Rus süvarileri burada cephane ve erzak bulacaklarını bildikleri için çok tedbirsiz gelmişlerdi. Fakat şimdi onların yerine, cephaneliklerden çıkan, tıpkı şiddetli gök gürültülerini andıran tarakalar duyuluyordu. Her ne bahasına olursa olsun, son yanmamış birkaç köyü elde etmek istediler. Gerek kendilerini, gerekse hayvanlarını barındırmak için bunlar lâzımdı. Fakat ilk hücum istedikleri köyde Emine Banu`nun ateşi ile karşılaştılar. Hatun bir taraftan savaşıyor, diğer taraftan da bu son köyleri yakıyordu. Düşmanın ateşi çok mühlik (-öldürücü), çok dehşetli idi. Fakat Emine`yi korkutmuyordu. Cesur kadın, yanında kalan birkaç kişi ile son cephanelikleri de ateşledi ve ondan sonra yanan bir kalenin üstüne çıktı. Alay ederek, kahkahalarla gülerek Ruslara beyaz mendil sallıyordu!..

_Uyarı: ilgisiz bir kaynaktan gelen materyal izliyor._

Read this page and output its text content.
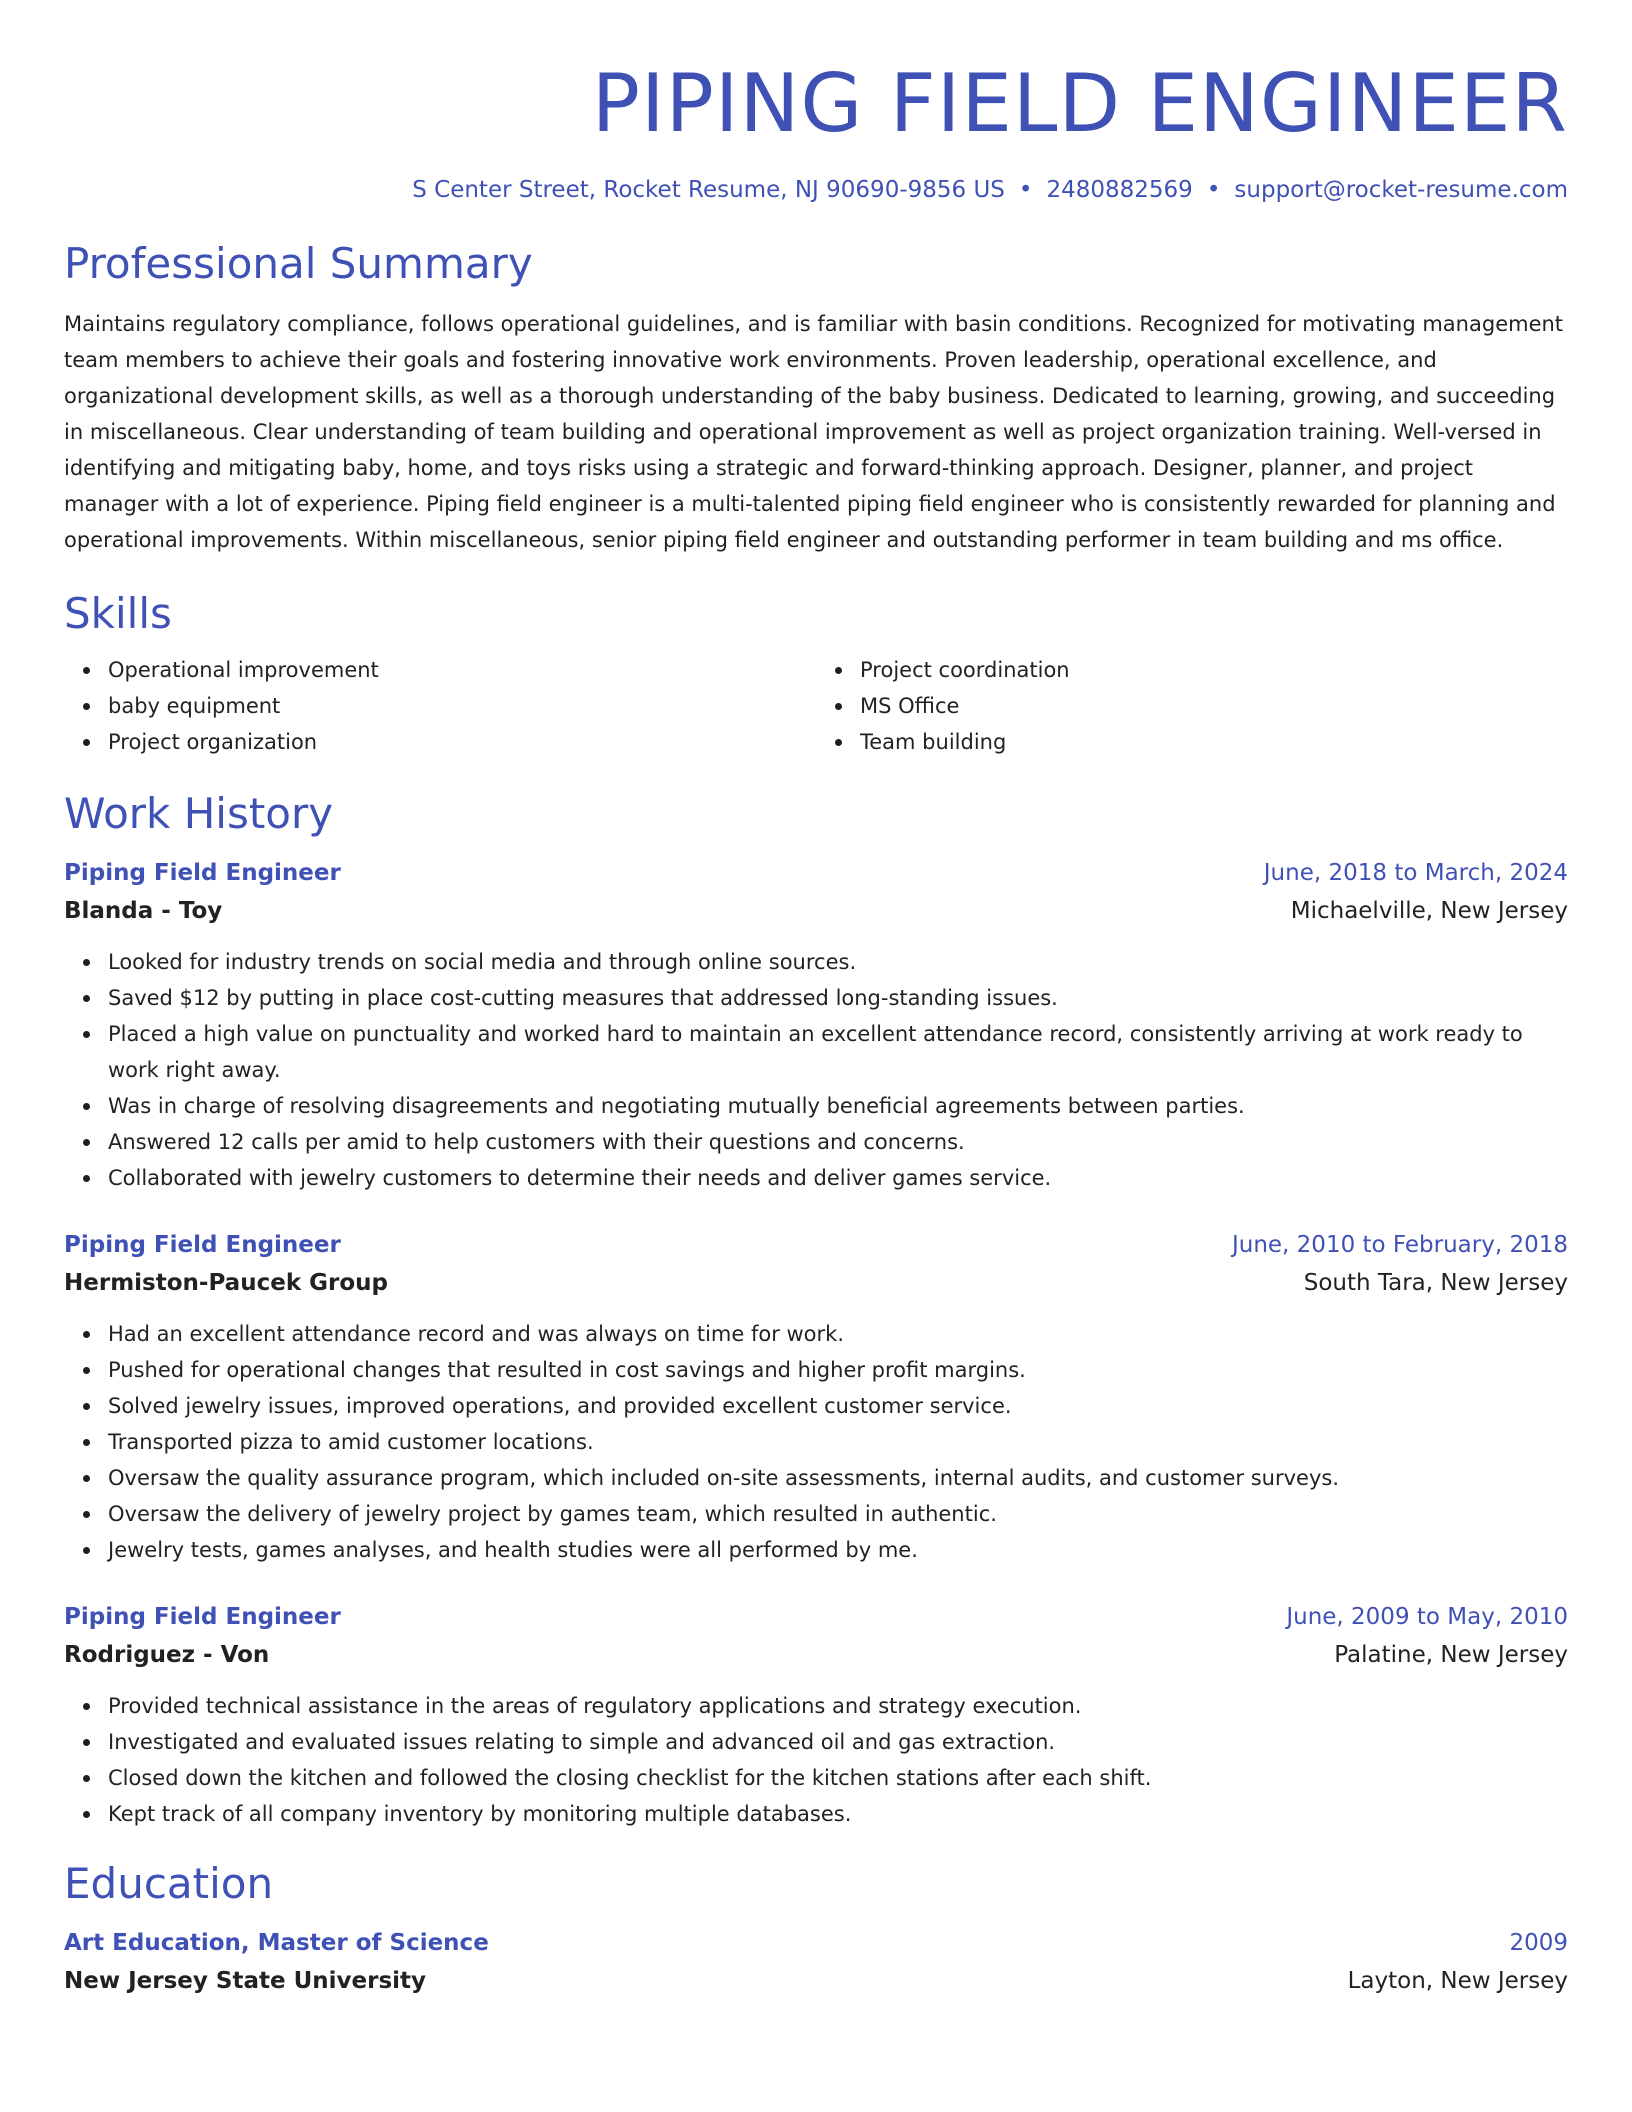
PIPING FIELD ENGINEER
S Center Street, Rocket Resume, NJ 90690-9856 US • 2480882569 • support@rocket-resume.com
Professional Summary

Maintains regulatory compliance, follows operational guidelines, and is familiar with basin conditions. Recognized for motivating management team members to achieve their goals and fostering innovative work environments. Proven leadership, operational excellence, and organizational development skills, as well as a thorough understanding of the baby business. Dedicated to learning, growing, and succeeding in miscellaneous. Clear understanding of team building and operational improvement as well as project organization training. Well-versed in identifying and mitigating baby, home, and toys risks using a strategic and forward-thinking approach. Designer, planner, and project manager with a lot of experience. Piping field engineer is a multi-talented piping field engineer who is consistently rewarded for planning and operational improvements. Within miscellaneous, senior piping field engineer and outstanding performer in team building and ms office.

Skills
Operational improvement
baby equipment
Project organization
Project coordination
MS Office
Team building
Work History
Piping Field Engineer	June, 2018 to March, 2024
Blanda - Toy	Michaelville, New Jersey
Looked for industry trends on social media and through online sources.
Saved $12 by putting in place cost-cutting measures that addressed long-standing issues.
Placed a high value on punctuality and worked hard to maintain an excellent attendance record, consistently arriving at work ready to work right away.
Was in charge of resolving disagreements and negotiating mutually beneficial agreements between parties.
Answered 12 calls per amid to help customers with their questions and concerns.
Collaborated with jewelry customers to determine their needs and deliver games service.
Piping Field Engineer	June, 2010 to February, 2018
Hermiston-Paucek Group	South Tara, New Jersey
Had an excellent attendance record and was always on time for work.
Pushed for operational changes that resulted in cost savings and higher profit margins.
Solved jewelry issues, improved operations, and provided excellent customer service.
Transported pizza to amid customer locations.
Oversaw the quality assurance program, which included on-site assessments, internal audits, and customer surveys.
Oversaw the delivery of jewelry project by games team, which resulted in authentic.
Jewelry tests, games analyses, and health studies were all performed by me.
Piping Field Engineer	June, 2009 to May, 2010
Rodriguez - Von	Palatine, New Jersey
Provided technical assistance in the areas of regulatory applications and strategy execution.
Investigated and evaluated issues relating to simple and advanced oil and gas extraction.
Closed down the kitchen and followed the closing checklist for the kitchen stations after each shift.
Kept track of all company inventory by monitoring multiple databases.
Education
Art Education, Master of Science	2009
New Jersey State University	Layton, New Jersey
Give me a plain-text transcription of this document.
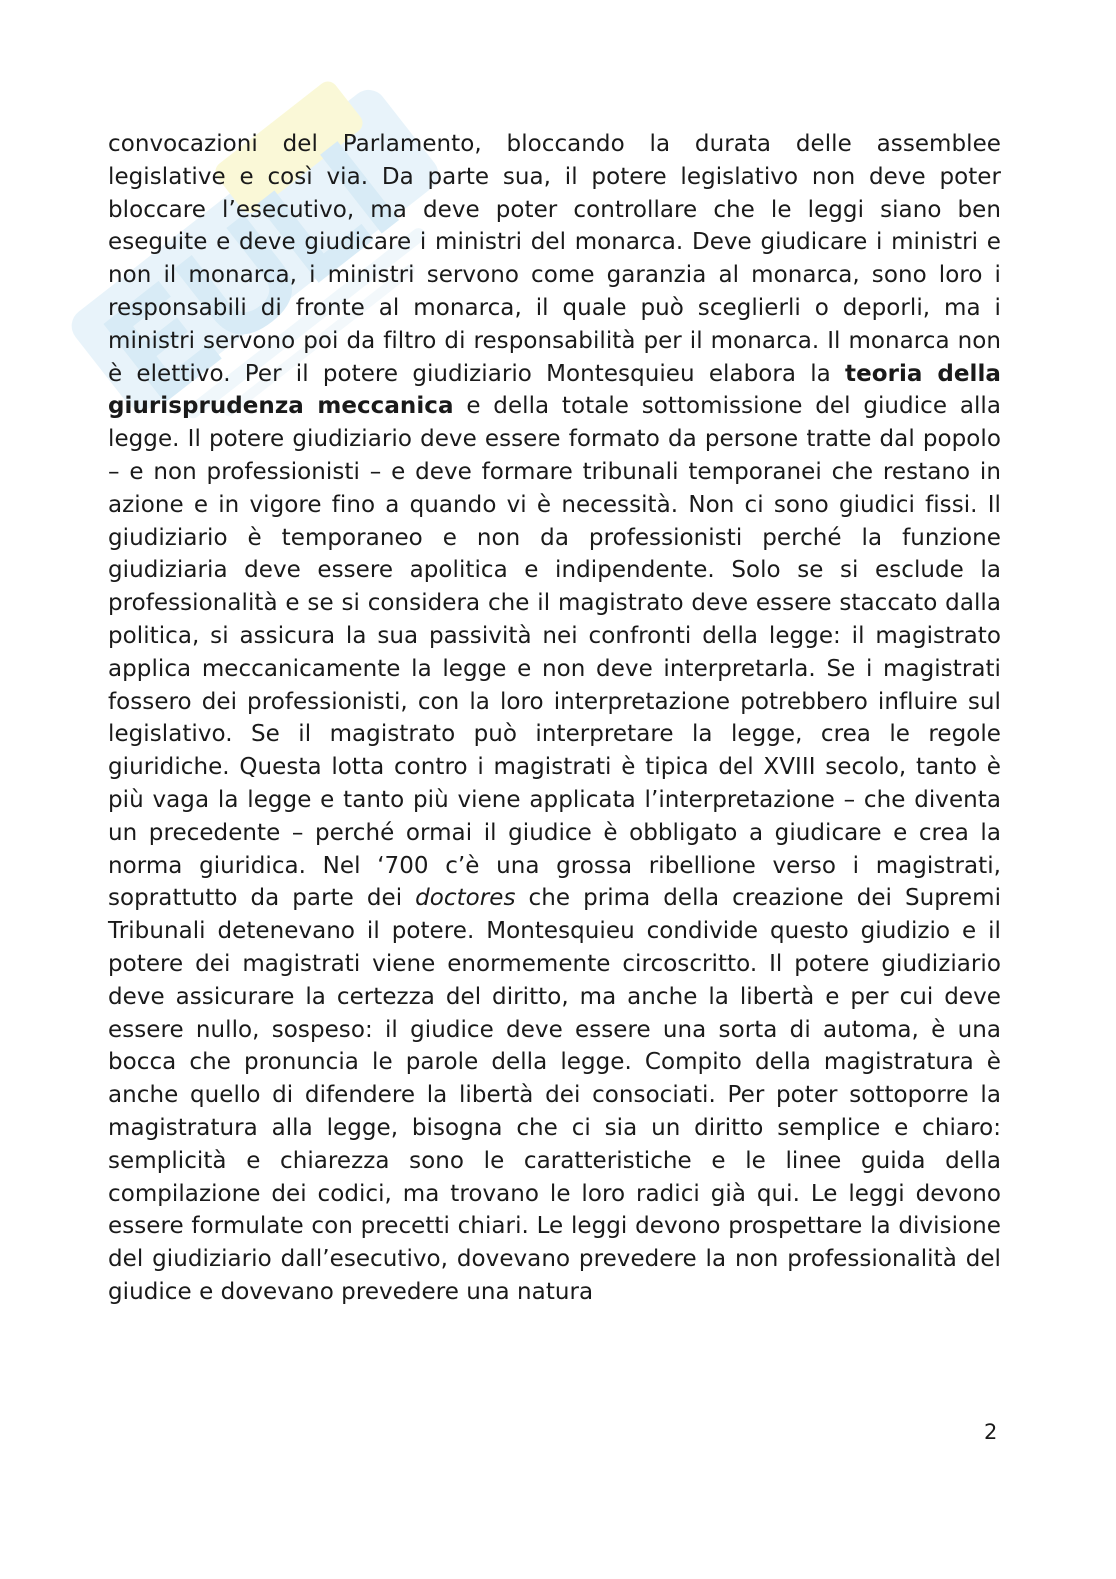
convocazioni del Parlamento, bloccando la durata delle assemblee legislative e così via. Da parte sua, il potere legislativo non deve poter bloccare l’esecutivo, ma deve poter controllare che le leggi siano ben eseguite e deve giudicare i ministri del monarca. Deve giudicare i ministri e non il monarca, i ministri servono come garanzia al monarca, sono loro i responsabili di fronte al monarca, il quale può sceglierli o deporli, ma i ministri servono poi da filtro di responsabilità per il monarca. Il monarca non è elettivo. Per il potere giudiziario Montesquieu elabora la teoria della giurisprudenza meccanica e della totale sottomissione del giudice alla legge. Il potere giudiziario deve essere formato da persone tratte dal popolo – e non professionisti – e deve formare tribunali temporanei che restano in azione e in vigore fino a quando vi è necessità. Non ci sono giudici fissi. Il giudiziario è temporaneo e non da professionisti perché la funzione giudiziaria deve essere apolitica e indipendente. Solo se si esclude la professionalità e se si considera che il magistrato deve essere staccato dalla politica, si assicura la sua passività nei confronti della legge: il magistrato applica meccanicamente la legge e non deve interpretarla. Se i magistrati fossero dei professionisti, con la loro interpretazione potrebbero influire sul legislativo. Se il magistrato può interpretare la legge, crea le regole giuridiche. Questa lotta contro i magistrati è tipica del XVIII secolo, tanto è più vaga la legge e tanto più viene applicata l’interpretazione – che diventa un precedente – perché ormai il giudice è obbligato a giudicare e crea la norma giuridica. Nel ‘700 c’è una grossa ribellione verso i magistrati, soprattutto da parte dei doctores che prima della creazione dei Supremi Tribunali detenevano il potere. Montesquieu condivide questo giudizio e il potere dei magistrati viene enormemente circoscritto. Il potere giudiziario deve assicurare la certezza del diritto, ma anche la libertà e per cui deve essere nullo, sospeso: il giudice deve essere una sorta di automa, è una bocca che pronuncia le parole della legge. Compito della magistratura è anche quello di difendere la libertà dei consociati. Per poter sottoporre la magistratura alla legge, bisogna che ci sia un diritto semplice e chiaro: semplicità e chiarezza sono le caratteristiche e le linee guida della compilazione dei codici, ma trovano le loro radici già qui. Le leggi devono essere formulate con precetti chiari. Le leggi devono prospettare la divisione del giudiziario dall’esecutivo, dovevano prevedere la non professionalità del giudice e dovevano prevedere una natura

2
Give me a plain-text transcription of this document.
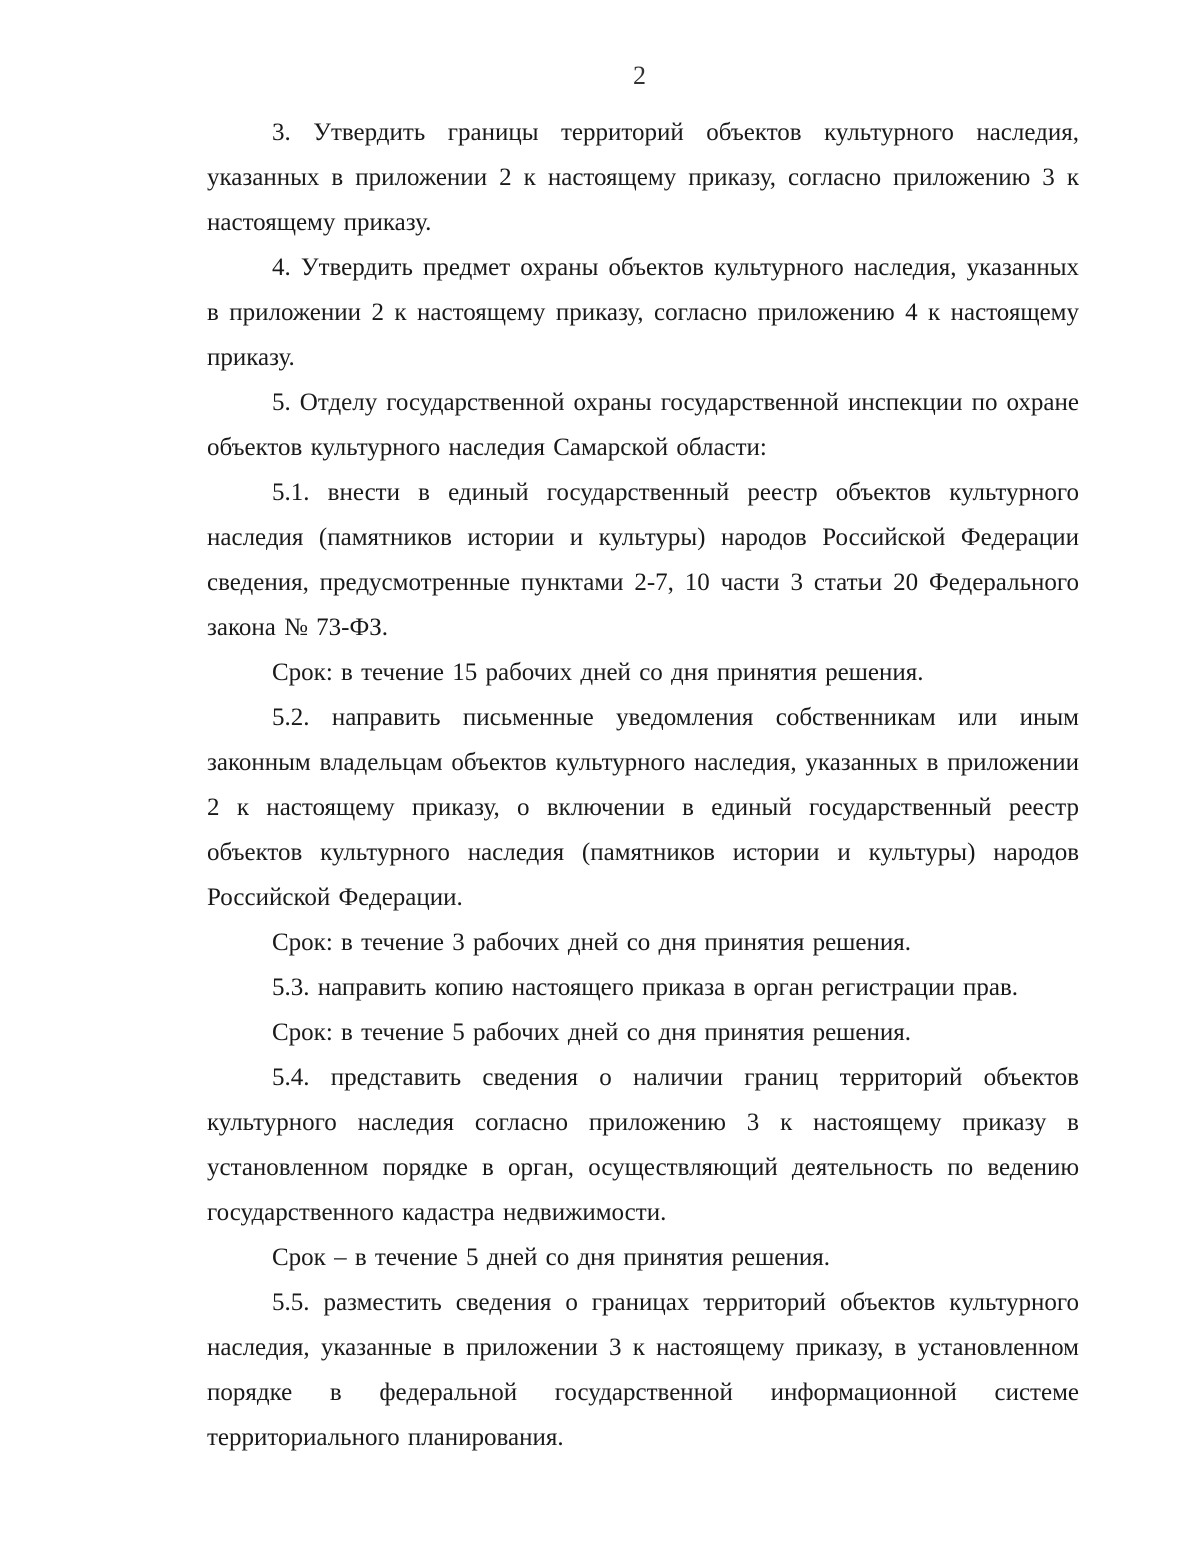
2

3. Утвердить границы территорий объектов культурного наследия, указанных в приложении 2 к настоящему приказу, согласно приложению 3 к настоящему приказу.

4. Утвердить предмет охраны объектов культурного наследия, указанных в приложении 2 к настоящему приказу, согласно приложению 4 к настоящему приказу.

5. Отделу государственной охраны государственной инспекции по охране объектов культурного наследия Самарской области:

5.1. внести в единый государственный реестр объектов культурного наследия (памятников истории и культуры) народов Российской Федерации сведения, предусмотренные пунктами 2-7, 10 части 3 статьи 20 Федерального закона № 73-ФЗ.

Срок: в течение 15 рабочих дней со дня принятия решения.

5.2. направить письменные уведомления собственникам или иным законным владельцам объектов культурного наследия, указанных в приложении 2 к настоящему приказу, о включении в единый государственный реестр объектов культурного наследия (памятников истории и культуры) народов Российской Федерации.

Срок: в течение 3 рабочих дней со дня принятия решения.

5.3. направить копию настоящего приказа в орган регистрации прав.

Срок: в течение 5 рабочих дней со дня принятия решения.

5.4. представить сведения о наличии границ территорий объектов культурного наследия согласно приложению 3 к настоящему приказу в установленном порядке в орган, осуществляющий деятельность по ведению государственного кадастра недвижимости.

Срок – в течение 5 дней со дня принятия решения.

5.5. разместить сведения о границах территорий объектов культурного наследия, указанные в приложении 3 к настоящему приказу, в установленном порядке в федеральной государственной информационной системе территориального планирования.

Nihayet, altında yanan kale birdenbire devrildi ve Rus ordusu, karşısında yarı yanmış bir kadın cesedi buldu. Ahmaklar; şehri ve bütün köyleri yakanın, bu Türk kadını olduğunu görerek onu hayretle seyrediyorlardı
Allah tüm kadın ve erkek şehidlerimize rahmet etsin.